- 2017 01/25
- 私の好きな中公新書3冊
苅谷剛彦『教育と平等 大衆教育社会はいかに生成したか』
稲葉陽二『ソーシャル・キャピタル入門 孤立から絆へ』
筒井淳也『仕事と家族 日本はなぜ働きづらく、産みにくいのか』
私たちは人として「社会」を形成して、その中で生きている。「社会」を扱う学問を社会科学といい、経済学や政治学、私の専門とする社会学といった学問がその中に含まれる。社会科学は自然科学のように実験室で再現できるような現象を扱いにくいが、独自の科学的基準で、「社会」に様々な法則や独自の特徴があることを明らかにしてきた。

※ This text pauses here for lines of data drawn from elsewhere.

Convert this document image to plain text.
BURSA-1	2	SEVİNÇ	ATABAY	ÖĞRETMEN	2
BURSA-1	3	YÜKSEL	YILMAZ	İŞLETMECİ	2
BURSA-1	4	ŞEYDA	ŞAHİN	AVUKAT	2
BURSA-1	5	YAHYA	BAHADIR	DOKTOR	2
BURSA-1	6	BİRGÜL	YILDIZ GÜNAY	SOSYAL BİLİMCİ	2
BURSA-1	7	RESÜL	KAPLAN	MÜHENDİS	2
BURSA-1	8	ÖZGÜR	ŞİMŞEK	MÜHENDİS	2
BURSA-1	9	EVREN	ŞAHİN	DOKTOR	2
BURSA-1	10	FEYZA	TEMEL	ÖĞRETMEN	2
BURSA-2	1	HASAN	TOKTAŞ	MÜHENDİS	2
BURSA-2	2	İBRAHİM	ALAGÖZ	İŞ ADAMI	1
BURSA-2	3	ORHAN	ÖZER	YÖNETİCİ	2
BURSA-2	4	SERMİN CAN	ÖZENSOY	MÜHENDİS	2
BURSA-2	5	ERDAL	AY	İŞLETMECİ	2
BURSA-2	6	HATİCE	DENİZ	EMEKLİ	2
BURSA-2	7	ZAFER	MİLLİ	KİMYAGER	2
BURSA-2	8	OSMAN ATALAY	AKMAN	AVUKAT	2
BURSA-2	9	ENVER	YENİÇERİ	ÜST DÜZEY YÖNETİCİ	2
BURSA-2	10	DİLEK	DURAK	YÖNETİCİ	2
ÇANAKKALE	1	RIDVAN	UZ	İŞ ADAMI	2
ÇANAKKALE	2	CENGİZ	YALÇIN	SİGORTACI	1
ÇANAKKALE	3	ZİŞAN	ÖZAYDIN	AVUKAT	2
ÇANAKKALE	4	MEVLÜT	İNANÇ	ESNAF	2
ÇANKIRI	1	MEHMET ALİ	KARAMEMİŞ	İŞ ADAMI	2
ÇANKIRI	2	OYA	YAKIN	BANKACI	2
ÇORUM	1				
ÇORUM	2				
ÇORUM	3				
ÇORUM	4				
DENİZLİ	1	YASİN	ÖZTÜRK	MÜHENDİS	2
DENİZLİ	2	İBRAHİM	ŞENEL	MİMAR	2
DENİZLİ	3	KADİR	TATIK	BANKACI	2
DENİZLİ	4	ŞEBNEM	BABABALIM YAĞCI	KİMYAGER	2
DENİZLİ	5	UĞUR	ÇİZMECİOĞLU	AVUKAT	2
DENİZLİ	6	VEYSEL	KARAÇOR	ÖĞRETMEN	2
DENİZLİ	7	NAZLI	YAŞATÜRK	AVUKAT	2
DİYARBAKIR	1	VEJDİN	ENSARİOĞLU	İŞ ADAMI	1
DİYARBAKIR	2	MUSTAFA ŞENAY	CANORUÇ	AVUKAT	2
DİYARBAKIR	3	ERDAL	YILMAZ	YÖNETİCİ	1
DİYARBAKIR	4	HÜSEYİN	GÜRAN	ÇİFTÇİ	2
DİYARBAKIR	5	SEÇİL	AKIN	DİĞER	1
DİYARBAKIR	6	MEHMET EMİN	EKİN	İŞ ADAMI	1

その中でも特に注目すべきなのが、意図せざる結果だ。一人ひとりはよかれと思って行動していても、それを全体として見た場合、まったく逆の帰結が導かれる場合がある。社会現象にそのような「クセ」があることを知っておくのは、社会が複雑化している現在においてもっとも求められていることだと思う。
『教育と平等』は、巷で語られがちな「詰め込み教育をやめれば個性が伸ばせる」とか「中央集権をやめれば教育の分権化が進む」といった言説に対して、戦後日本の教育の歴史を遡り、それが「平等な教育」という神話であることを明らかにする。そこに見られるのは、「システム」としか言い表しようのないこの社会の結びつき方だ。

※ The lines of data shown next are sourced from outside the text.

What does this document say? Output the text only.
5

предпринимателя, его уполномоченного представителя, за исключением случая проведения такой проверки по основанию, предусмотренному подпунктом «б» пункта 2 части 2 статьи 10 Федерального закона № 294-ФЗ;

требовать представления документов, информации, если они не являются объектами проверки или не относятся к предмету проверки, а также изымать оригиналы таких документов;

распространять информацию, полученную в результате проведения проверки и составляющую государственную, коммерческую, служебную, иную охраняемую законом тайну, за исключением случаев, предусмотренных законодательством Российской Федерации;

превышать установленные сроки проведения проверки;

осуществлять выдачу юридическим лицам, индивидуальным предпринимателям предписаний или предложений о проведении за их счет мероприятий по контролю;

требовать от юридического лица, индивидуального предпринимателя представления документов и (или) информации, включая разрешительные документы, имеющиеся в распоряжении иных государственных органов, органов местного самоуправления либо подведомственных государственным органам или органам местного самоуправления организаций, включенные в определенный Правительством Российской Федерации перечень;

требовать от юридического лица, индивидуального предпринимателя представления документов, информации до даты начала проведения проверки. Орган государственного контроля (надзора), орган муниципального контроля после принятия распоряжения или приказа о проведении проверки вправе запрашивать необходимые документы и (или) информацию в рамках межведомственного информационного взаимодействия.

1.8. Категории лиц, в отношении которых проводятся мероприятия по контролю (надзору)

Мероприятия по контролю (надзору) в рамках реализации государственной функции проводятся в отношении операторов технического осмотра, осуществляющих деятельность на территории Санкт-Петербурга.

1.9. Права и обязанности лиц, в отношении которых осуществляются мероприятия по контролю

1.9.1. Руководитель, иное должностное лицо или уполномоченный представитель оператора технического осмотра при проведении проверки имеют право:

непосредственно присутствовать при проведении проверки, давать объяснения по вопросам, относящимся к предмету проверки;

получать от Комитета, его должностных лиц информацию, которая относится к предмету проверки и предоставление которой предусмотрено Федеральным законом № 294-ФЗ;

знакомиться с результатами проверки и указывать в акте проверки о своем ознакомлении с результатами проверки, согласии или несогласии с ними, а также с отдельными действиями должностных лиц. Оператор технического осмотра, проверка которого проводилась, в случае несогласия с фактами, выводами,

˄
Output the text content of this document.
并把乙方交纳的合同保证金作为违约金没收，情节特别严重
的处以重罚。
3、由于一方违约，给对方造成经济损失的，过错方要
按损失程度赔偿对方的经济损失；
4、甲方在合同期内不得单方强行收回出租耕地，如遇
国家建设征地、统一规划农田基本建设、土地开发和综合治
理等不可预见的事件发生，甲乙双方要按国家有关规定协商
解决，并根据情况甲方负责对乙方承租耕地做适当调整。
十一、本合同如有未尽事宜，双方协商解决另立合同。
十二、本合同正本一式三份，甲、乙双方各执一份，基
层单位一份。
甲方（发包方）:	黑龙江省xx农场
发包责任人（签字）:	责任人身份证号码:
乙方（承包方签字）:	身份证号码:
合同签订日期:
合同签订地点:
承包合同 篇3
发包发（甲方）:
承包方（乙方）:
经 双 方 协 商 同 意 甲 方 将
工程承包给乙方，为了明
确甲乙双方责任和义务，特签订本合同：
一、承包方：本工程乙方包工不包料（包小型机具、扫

『ソーシャル・キャピタル入門』は、「社会関係資本」と訳されるソーシャル・キャピタルが持つ人と人とのつながりの効果についての分かりやすい概説書だ。社会関係資本は、個人間のコネやツテのようなものと社会の規範や他者への信頼といったものの2つに分けられるのだが、後者のような信頼関係の存在が、社会全体によい効果をもたらすといったこともまた、この「社会」の特徴である。
『仕事と家族』では、ときに未婚化が進んでいる原因のひとつとされる女性の就労が、むしろ結婚・出産のための条件であることをデータから明らかにしている。このように複雑な社会関係を解きほぐして理解することは、「意図せざる結果」を引き起こす短絡的な解決を避けるためにも必要なのである。